Ainsi, ni les armes nucléaires elles-mêmes, ni le monopole de leur possession, même dans la situation qui exigeait et supposait leur utilisation, n'ont aidé les Américains. Cet épisode montre que les premiers plans de guerre nucléaire, abondamment élaborés aux États-Unis, étaient en grande partie construits sur du sable, sur une grossière sous-estimation de ce que l'Union soviétique pourrait contrer le raid aérien.
Ainsi, des problèmes insolubles existaient déjà en 1948, lorsque le système de défense aérienne soviétique était loin d'être idéal et n'était réarmé qu'avec de nouveaux équipements. Par la suite, lorsqu'une importante flotte de chasseurs à réaction est apparue, des radars et des systèmes de missiles antiaériens plus avancés sont apparus, le bombardement atomique de l'Union soviétique ne pouvait être évoqué que comme une hypothèse.

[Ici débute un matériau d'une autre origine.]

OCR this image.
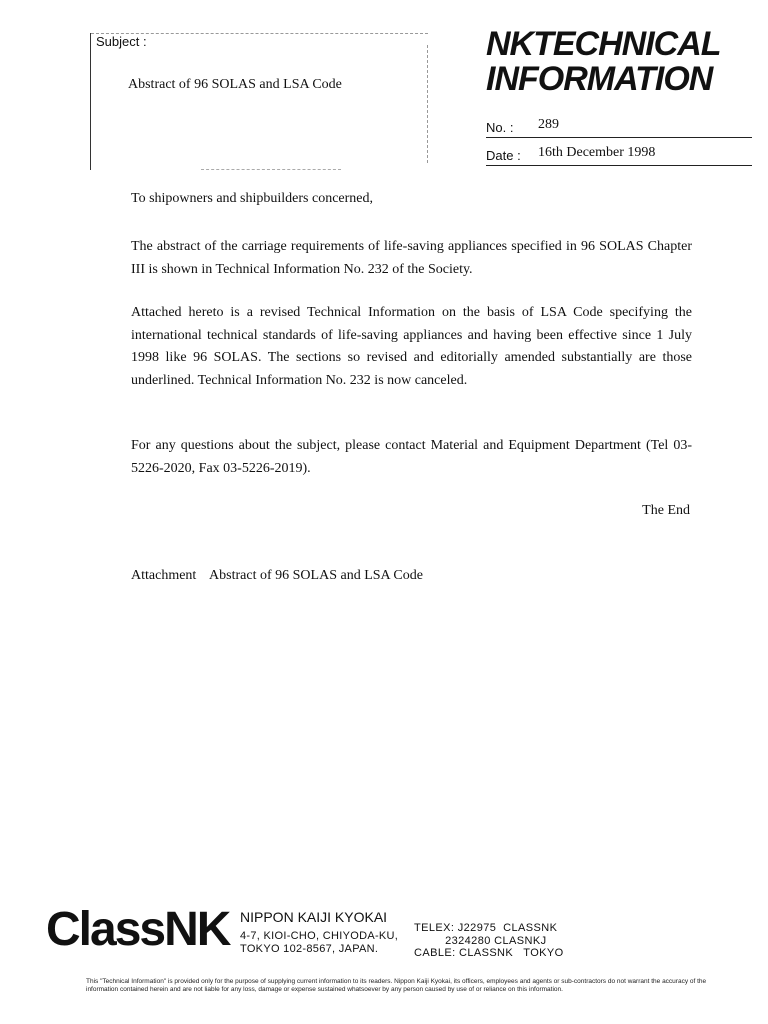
Subject :
Abstract of 96 SOLAS and LSA Code
NKTECHNICAL
INFORMATION
No. : 289
Date : 16th December 1998
To shipowners and shipbuilders concerned,
The abstract of the carriage requirements of life-saving appliances specified in 96 SOLAS Chapter III is shown in Technical Information No. 232 of the Society.
Attached hereto is a revised Technical Information on the basis of LSA Code specifying the international technical standards of life-saving appliances and having been effective since 1 July 1998 like 96 SOLAS. The sections so revised and editorially amended substantially are those underlined. Technical Information No. 232 is now canceled.
For any questions about the subject, please contact Material and Equipment Department (Tel 03-5226-2020, Fax 03-5226-2019).
The End
Attachment Abstract of 96 SOLAS and LSA Code
ClassNK NIPPON KAIJI KYOKAI
4-7, KIOI-CHO, CHIYODA-KU,
TOKYO 102-8567, JAPAN.
TELEX: J22975  CLASSNK
2324280 CLASNKJ
CABLE: CLASSNK   TOKYO
This "Technical Information" is provided only for the purpose of supplying current information to its readers. Nippon Kaiji Kyokai, its officers, employees and agents or sub-contractors do not warrant the accuracy of the information contained herein and are not liable for any loss, damage or expense sustained whatsoever by any person caused by use of or reliance on this information.
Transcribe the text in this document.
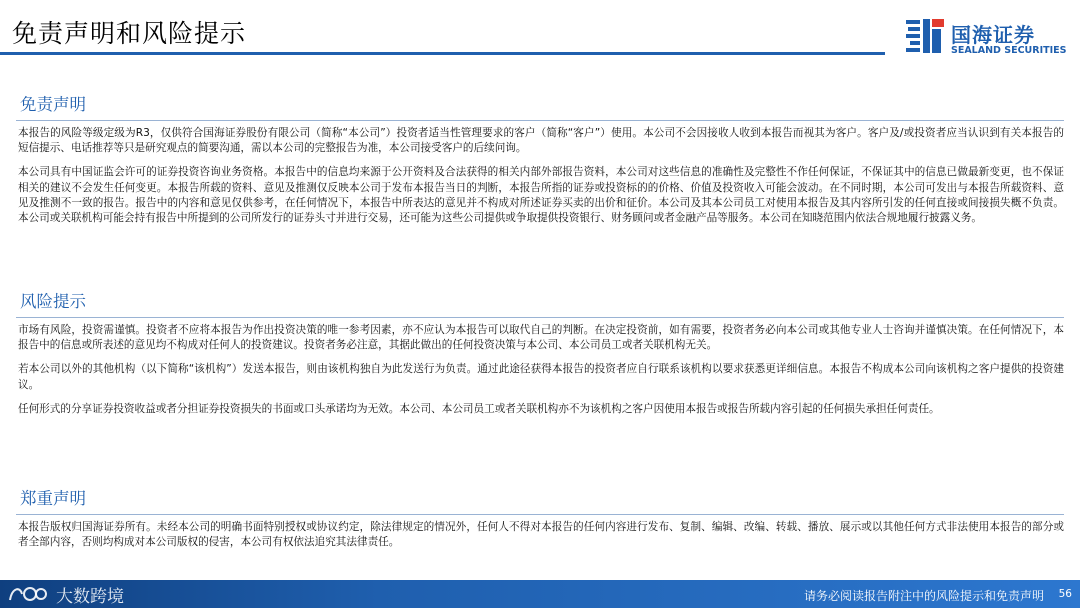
免责声明和风险提示	国海证券
SEALAND SECURITIES
免责声明

本报告的风险等级定级为R3，仅供符合国海证券股份有限公司（简称“本公司”）投资者适当性管理要求的客户（简称“客户”）使用。本公司不会因接收人收到本报告而视其为客户。客户及/或投资者应当认识到有关本报告的短信提示、电话推荐等只是研究观点的简要沟通，需以本公司的完整报告为准，本公司接受客户的后续问询。

本公司具有中国证监会许可的证券投资咨询业务资格。本报告中的信息均来源于公开资料及合法获得的相关内部外部报告资料，本公司对这些信息的准确性及完整性不作任何保证，不保证其中的信息已做最新变更，也不保证相关的建议不会发生任何变更。本报告所载的资料、意见及推测仅反映本公司于发布本报告当日的判断，本报告所指的证券或投资标的的价格、价值及投资收入可能会波动。在不同时期，本公司可发出与本报告所载资料、意见及推测不一致的报告。报告中的内容和意见仅供参考，在任何情况下，本报告中所表达的意见并不构成对所述证券买卖的出价和征价。本公司及其本公司员工对使用本报告及其内容所引发的任何直接或间接损失概不负责。本公司或关联机构可能会持有报告中所提到的公司所发行的证券头寸并进行交易，还可能为这些公司提供或争取提供投资银行、财务顾问或者金融产品等服务。本公司在知晓范围内依法合规地履行披露义务。

风险提示

市场有风险，投资需谨慎。投资者不应将本报告为作出投资决策的唯一参考因素，亦不应认为本报告可以取代自己的判断。在决定投资前，如有需要，投资者务必向本公司或其他专业人士咨询并谨慎决策。在任何情况下，本报告中的信息或所表述的意见均不构成对任何人的投资建议。投资者务必注意，其据此做出的任何投资决策与本公司、本公司员工或者关联机构无关。

若本公司以外的其他机构（以下简称“该机构”）发送本报告，则由该机构独自为此发送行为负责。通过此途径获得本报告的投资者应自行联系该机构以要求获悉更详细信息。本报告不构成本公司向该机构之客户提供的投资建议。

任何形式的分享证券投资收益或者分担证券投资损失的书面或口头承诺均为无效。本公司、本公司员工或者关联机构亦不为该机构之客户因使用本报告或报告所载内容引起的任何损失承担任何责任。

郑重声明

本报告版权归国海证券所有。未经本公司的明确书面特别授权或协议约定，除法律规定的情况外，任何人不得对本报告的任何内容进行发布、复制、编辑、改编、转载、播放、展示或以其他任何方式非法使用本报告的部分或者全部内容，否则均构成对本公司版权的侵害，本公司有权依法追究其法律责任。

大数跨境	请务必阅读报告附注中的风险提示和免责声明 56
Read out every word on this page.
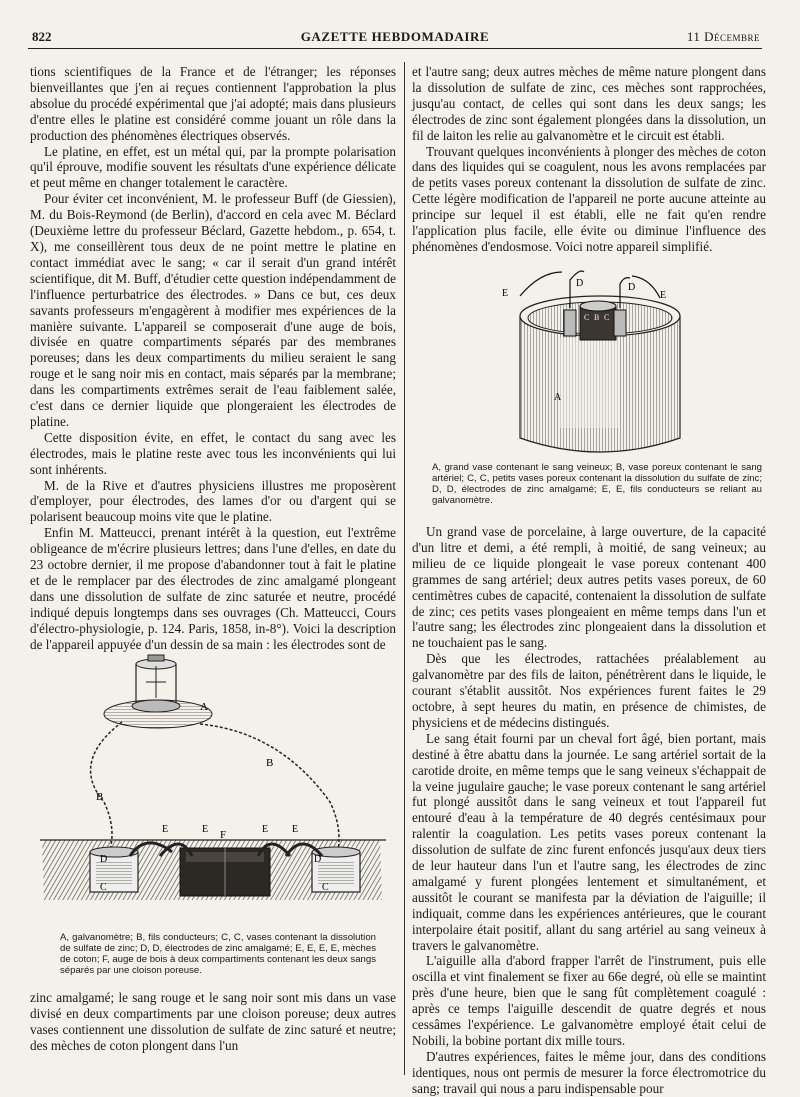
822	GAZETTE HEBDOMADAIRE	11 Décembre

tions scientifiques de la France et de l'étranger; les réponses bienveillantes que j'en ai reçues contiennent l'approbation la plus absolue du procédé expérimental que j'ai adopté; mais dans plusieurs d'entre elles le platine est considéré comme jouant un rôle dans la production des phénomènes électriques observés.

Le platine, en effet, est un métal qui, par la prompte polarisation qu'il éprouve, modifie souvent les résultats d'une expérience délicate et peut même en changer totalement le caractère.

Pour éviter cet inconvénient, M. le professeur Buff (de Giessien), M. du Bois-Reymond (de Berlin), d'accord en cela avec M. Béclard (Deuxième lettre du professeur Béclard, Gazette hebdom., p. 654, t. X), me conseillèrent tous deux de ne point mettre le platine en contact immédiat avec le sang; « car il serait d'un grand intérêt scientifique, dit M. Buff, d'étudier cette question indépendamment de l'influence perturbatrice des électrodes. » Dans ce but, ces deux savants professeurs m'engagèrent à modifier mes expériences de la manière suivante. L'appareil se composerait d'une auge de bois, divisée en quatre compartiments séparés par des membranes poreuses; dans les deux compartiments du milieu seraient le sang rouge et le sang noir mis en contact, mais séparés par la membrane; dans les compartiments extrêmes serait de l'eau faiblement salée, c'est dans ce dernier liquide que plongeraient les électrodes de platine.

Cette disposition évite, en effet, le contact du sang avec les électrodes, mais le platine reste avec tous les inconvénients qui lui sont inhérents.

M. de la Rive et d'autres physiciens illustres me proposèrent d'employer, pour électrodes, des lames d'or ou d'argent qui se polarisent beaucoup moins vite que le platine.

Enfin M. Matteucci, prenant intérêt à la question, eut l'extrême obligeance de m'écrire plusieurs lettres; dans l'une d'elles, en date du 23 octobre dernier, il me propose d'abandonner tout à fait le platine et de le remplacer par des électrodes de zinc amalgamé plongeant dans une dissolution de sulfate de zinc saturée et neutre, procédé indiqué depuis longtemps dans ses ouvrages (Ch. Matteucci, Cours d'électro-physiologie, p. 124. Paris, 1858, in-8°). Voici la description de l'appareil appuyée d'un dessin de sa main : les électrodes sont de

A
B
B
D
C
D
C
F
E	E	E E
A, galvanomètre; B, fils conducteurs; C, C, vases contenant la dissolution de sulfate de zinc; D, D, électrodes de zinc amalgamé; E, E, E, E, mèches de coton; F, auge de bois à deux compartiments contenant les deux sangs séparés par une cloison poreuse.

zinc amalgamé; le sang rouge et le sang noir sont mis dans un vase divisé en deux compartiments par une cloison poreuse; deux autres vases contiennent une dissolution de sulfate de zinc saturé et neutre; des mèches de coton plongent dans l'un

et l'autre sang; deux autres mèches de même nature plongent dans la dissolution de sulfate de zinc, ces mèches sont rapprochées, jusqu'au contact, de celles qui sont dans les deux sangs; les électrodes de zinc sont également plongées dans la dissolution, un fil de laiton les relie au galvanomètre et le circuit est établi.

Trouvant quelques inconvénients à plonger des mèches de coton dans des liquides qui se coagulent, nous les avons remplacées par de petits vases poreux contenant la dissolution de sulfate de zinc. Cette légère modification de l'appareil ne porte aucune atteinte au principe sur lequel il est établi, elle ne fait qu'en rendre l'application plus facile, elle évite ou diminue l'influence des phénomènes d'endosmose. Voici notre appareil simplifié.

E	E
D	D
C B C
A
A, grand vase contenant le sang veineux; B, vase poreux contenant le sang artériel; C, C, petits vases poreux contenant la dissolution du sulfate de zinc; D, D, électrodes de zinc amalgamé; E, E, fils conducteurs se reliant au galvanomètre.

Un grand vase de porcelaine, à large ouverture, de la capacité d'un litre et demi, a été rempli, à moitié, de sang veineux; au milieu de ce liquide plongeait le vase poreux contenant 400 grammes de sang artériel; deux autres petits vases poreux, de 60 centimètres cubes de capacité, contenaient la dissolution de sulfate de zinc; ces petits vases plongeaient en même temps dans l'un et l'autre sang; les électrodes zinc plongeaient dans la dissolution et ne touchaient pas le sang.

Dès que les électrodes, rattachées préalablement au galvanomètre par des fils de laiton, pénétrèrent dans le liquide, le courant s'établit aussitôt. Nos expériences furent faites le 29 octobre, à sept heures du matin, en présence de chimistes, de physiciens et de médecins distingués.

Le sang était fourni par un cheval fort âgé, bien portant, mais destiné à être abattu dans la journée. Le sang artériel sortait de la carotide droite, en même temps que le sang veineux s'échappait de la veine jugulaire gauche; le vase poreux contenant le sang artériel fut plongé aussitôt dans le sang veineux et tout l'appareil fut entouré d'eau à la température de 40 degrés centésimaux pour ralentir la coagulation. Les petits vases poreux contenant la dissolution de sulfate de zinc furent enfoncés jusqu'aux deux tiers de leur hauteur dans l'un et l'autre sang, les électrodes de zinc amalgamé y furent plongées lentement et simultanément, et aussitôt le courant se manifesta par la déviation de l'aiguille; il indiquait, comme dans les expériences antérieures, que le courant interpolaire était positif, allant du sang artériel au sang veineux à travers le galvanomètre.

L'aiguille alla d'abord frapper l'arrêt de l'instrument, puis elle oscilla et vint finalement se fixer au 66e degré, où elle se maintint près d'une heure, bien que le sang fût complètement coagulé : après ce temps l'aiguille descendit de quatre degrés et nous cessâmes l'expérience. Le galvanomètre employé était celui de Nobili, la bobine portant dix mille tours.

D'autres expériences, faites le même jour, dans des conditions identiques, nous ont permis de mesurer la force électromotrice du sang; travail qui nous a paru indispensable pour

Cette circonstance nécessite une révision de certaines idées généralement acceptées.
L'URSS n'était pas du tout sans défense, la situation avec la possession d'armes nucléaires n'était toujours pas aussi dramatique qu'on le présente habituellement (la « course atomique »).
Cet exemple montre très clairement que tout plan de guerre nucléaire, même en dépit de son apparence effrayante, ne peut pas être réalisé dans la pratique, et est généralement destiné à cela. De nombreux plans, en particulier ceux publiés, étaient plus intimidants que les documents d'orientation réels. Si l'ennemi était effrayé et faisait des concessions, alors les objectifs fixés étaient atteints sans l'utilisation d'armes nucléaires.